ISTANBUL (Reuters) – The Turkish lira slid 1.8% to a fresh record low against the U.S. dollar on Monday after the central bank took steps to simplify rules governing lenders’ holdings and foreign deposits, following its sharp interest rate hike last week.
The lira fell to 25.76 against the dollar, surpassing last week’s all-time low of 25.74.
It is down 27% so far this year, largely after the re-election in late May of President Tayyip Erdogan who has since moved to backtrack on his years of unorthodox economic policy including slashing rates despite soaring inflation.
Two big steps were taken in recent days: the central bank under new Governor Hafize Gaye Erkan raised rates by 650 basis points to 15% on Thursday, a substantial tightening even though it fell short of market expectations.
Then on Sunday the central bank began rolling back parts of the dozens of rules and regulations it had adopted since 2021 that left debt, credit and forex markets heavily state managed – and that were meant to encourage lira holdings.
The steps were meant to free up markets and ensure stability, the bank said at the weekend.
According to the official gazette, the securities maintenance ratio that banks are required to allocate to their foreign currency deposit was reduced to 5% from 10%.
Securities that banks must maintain ranged between 3% and 12% of their lira deposits, under the new standard, compared to between 3% and 17% previously.

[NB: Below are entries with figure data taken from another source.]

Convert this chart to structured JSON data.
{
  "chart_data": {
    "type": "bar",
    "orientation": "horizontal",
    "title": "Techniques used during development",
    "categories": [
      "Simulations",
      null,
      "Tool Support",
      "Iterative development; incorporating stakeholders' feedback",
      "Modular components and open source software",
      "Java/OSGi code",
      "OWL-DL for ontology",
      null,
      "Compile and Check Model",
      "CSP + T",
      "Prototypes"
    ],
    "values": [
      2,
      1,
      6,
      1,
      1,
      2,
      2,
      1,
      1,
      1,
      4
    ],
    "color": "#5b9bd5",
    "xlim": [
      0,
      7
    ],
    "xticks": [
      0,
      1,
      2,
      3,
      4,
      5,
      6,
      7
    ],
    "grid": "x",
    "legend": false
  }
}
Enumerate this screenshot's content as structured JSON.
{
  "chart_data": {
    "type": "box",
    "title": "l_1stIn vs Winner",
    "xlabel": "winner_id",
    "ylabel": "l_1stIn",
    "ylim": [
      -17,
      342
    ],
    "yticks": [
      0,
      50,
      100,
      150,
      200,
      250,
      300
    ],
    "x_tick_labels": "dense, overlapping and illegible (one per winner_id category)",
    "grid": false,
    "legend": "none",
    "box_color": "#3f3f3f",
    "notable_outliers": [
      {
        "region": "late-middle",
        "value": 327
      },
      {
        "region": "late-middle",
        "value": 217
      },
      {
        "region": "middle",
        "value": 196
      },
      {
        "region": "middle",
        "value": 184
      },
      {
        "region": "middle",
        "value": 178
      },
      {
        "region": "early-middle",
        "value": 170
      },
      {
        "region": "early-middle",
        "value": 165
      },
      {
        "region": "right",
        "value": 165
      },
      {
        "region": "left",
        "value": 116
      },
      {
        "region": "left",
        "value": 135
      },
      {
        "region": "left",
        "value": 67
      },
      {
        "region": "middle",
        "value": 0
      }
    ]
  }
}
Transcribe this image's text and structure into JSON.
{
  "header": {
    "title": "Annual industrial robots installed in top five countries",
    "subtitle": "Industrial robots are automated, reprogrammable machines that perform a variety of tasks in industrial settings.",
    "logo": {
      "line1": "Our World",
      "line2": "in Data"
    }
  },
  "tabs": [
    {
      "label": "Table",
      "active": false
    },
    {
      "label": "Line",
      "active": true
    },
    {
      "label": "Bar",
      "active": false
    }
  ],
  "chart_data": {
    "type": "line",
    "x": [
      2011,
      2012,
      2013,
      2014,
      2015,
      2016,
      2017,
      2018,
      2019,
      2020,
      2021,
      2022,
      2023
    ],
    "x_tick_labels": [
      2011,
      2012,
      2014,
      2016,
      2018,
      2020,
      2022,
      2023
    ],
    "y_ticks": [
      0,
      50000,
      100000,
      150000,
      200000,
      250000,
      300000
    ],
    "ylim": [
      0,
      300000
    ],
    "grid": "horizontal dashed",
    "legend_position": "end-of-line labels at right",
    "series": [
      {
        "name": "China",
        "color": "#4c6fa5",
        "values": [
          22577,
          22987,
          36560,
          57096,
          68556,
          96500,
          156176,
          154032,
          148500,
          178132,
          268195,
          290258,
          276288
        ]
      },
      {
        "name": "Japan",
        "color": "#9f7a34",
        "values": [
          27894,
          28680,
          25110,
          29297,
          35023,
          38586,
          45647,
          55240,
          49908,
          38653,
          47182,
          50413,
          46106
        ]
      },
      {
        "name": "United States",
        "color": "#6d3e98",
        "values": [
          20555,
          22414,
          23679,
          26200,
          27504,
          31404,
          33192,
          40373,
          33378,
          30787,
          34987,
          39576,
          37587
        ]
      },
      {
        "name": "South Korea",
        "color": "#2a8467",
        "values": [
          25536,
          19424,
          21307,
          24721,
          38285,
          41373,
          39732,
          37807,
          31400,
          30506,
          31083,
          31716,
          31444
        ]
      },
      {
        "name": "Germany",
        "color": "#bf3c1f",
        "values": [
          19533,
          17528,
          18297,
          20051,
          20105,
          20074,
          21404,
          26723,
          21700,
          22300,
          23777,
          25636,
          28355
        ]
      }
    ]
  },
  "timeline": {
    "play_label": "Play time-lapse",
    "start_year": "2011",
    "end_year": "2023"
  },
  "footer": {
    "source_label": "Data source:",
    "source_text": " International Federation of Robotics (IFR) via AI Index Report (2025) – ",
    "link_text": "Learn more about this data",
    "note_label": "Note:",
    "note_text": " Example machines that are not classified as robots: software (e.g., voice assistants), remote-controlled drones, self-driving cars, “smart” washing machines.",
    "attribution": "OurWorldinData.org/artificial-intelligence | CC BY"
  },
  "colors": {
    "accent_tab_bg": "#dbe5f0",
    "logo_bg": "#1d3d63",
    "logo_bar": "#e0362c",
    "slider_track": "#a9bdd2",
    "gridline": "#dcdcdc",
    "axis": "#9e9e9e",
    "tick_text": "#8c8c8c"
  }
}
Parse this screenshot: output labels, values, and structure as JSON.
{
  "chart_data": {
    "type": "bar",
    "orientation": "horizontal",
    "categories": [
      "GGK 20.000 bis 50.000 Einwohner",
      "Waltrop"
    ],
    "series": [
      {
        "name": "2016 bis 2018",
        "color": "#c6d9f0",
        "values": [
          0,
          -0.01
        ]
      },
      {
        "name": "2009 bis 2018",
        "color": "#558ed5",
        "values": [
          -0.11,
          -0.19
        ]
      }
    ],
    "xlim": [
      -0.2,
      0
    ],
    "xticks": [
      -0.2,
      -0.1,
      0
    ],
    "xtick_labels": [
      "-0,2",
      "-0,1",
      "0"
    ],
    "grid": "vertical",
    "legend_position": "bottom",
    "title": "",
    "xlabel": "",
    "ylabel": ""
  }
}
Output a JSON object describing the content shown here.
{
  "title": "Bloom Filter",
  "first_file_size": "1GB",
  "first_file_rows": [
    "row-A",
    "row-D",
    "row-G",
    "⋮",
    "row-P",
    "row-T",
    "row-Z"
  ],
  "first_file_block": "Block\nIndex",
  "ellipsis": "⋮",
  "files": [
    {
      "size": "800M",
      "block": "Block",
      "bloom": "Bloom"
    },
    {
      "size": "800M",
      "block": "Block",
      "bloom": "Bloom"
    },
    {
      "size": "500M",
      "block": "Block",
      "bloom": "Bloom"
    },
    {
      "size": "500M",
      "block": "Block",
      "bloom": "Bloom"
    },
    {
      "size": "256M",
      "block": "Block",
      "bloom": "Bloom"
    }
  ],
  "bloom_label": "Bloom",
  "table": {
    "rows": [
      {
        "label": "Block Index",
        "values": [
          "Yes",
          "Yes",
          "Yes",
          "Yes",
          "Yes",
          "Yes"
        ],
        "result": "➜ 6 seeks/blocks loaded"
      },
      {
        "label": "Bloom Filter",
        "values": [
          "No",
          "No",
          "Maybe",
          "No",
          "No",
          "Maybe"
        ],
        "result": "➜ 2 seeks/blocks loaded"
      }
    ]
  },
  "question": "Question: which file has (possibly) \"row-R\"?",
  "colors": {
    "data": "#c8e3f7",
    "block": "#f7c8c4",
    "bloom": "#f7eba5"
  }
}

The new regulation also said banks whose lira deposits are less than 57% of total deposits will have to hold an additional seven percentage points of securities, compared to the previous seven additional points applied to banks which held less than 60% lira deposits.
“Ratios were slowly lowered, allowing banks to adjust their positions slowly and not triggering a rapid rise in interest rates, a slight relaxation of the rules would give banks room and time to maneuver about their bond portfolios,” said Enver Erkan, Chief economist at Dinamik Yatirim.
“It is a comforting and positive development for the sector.”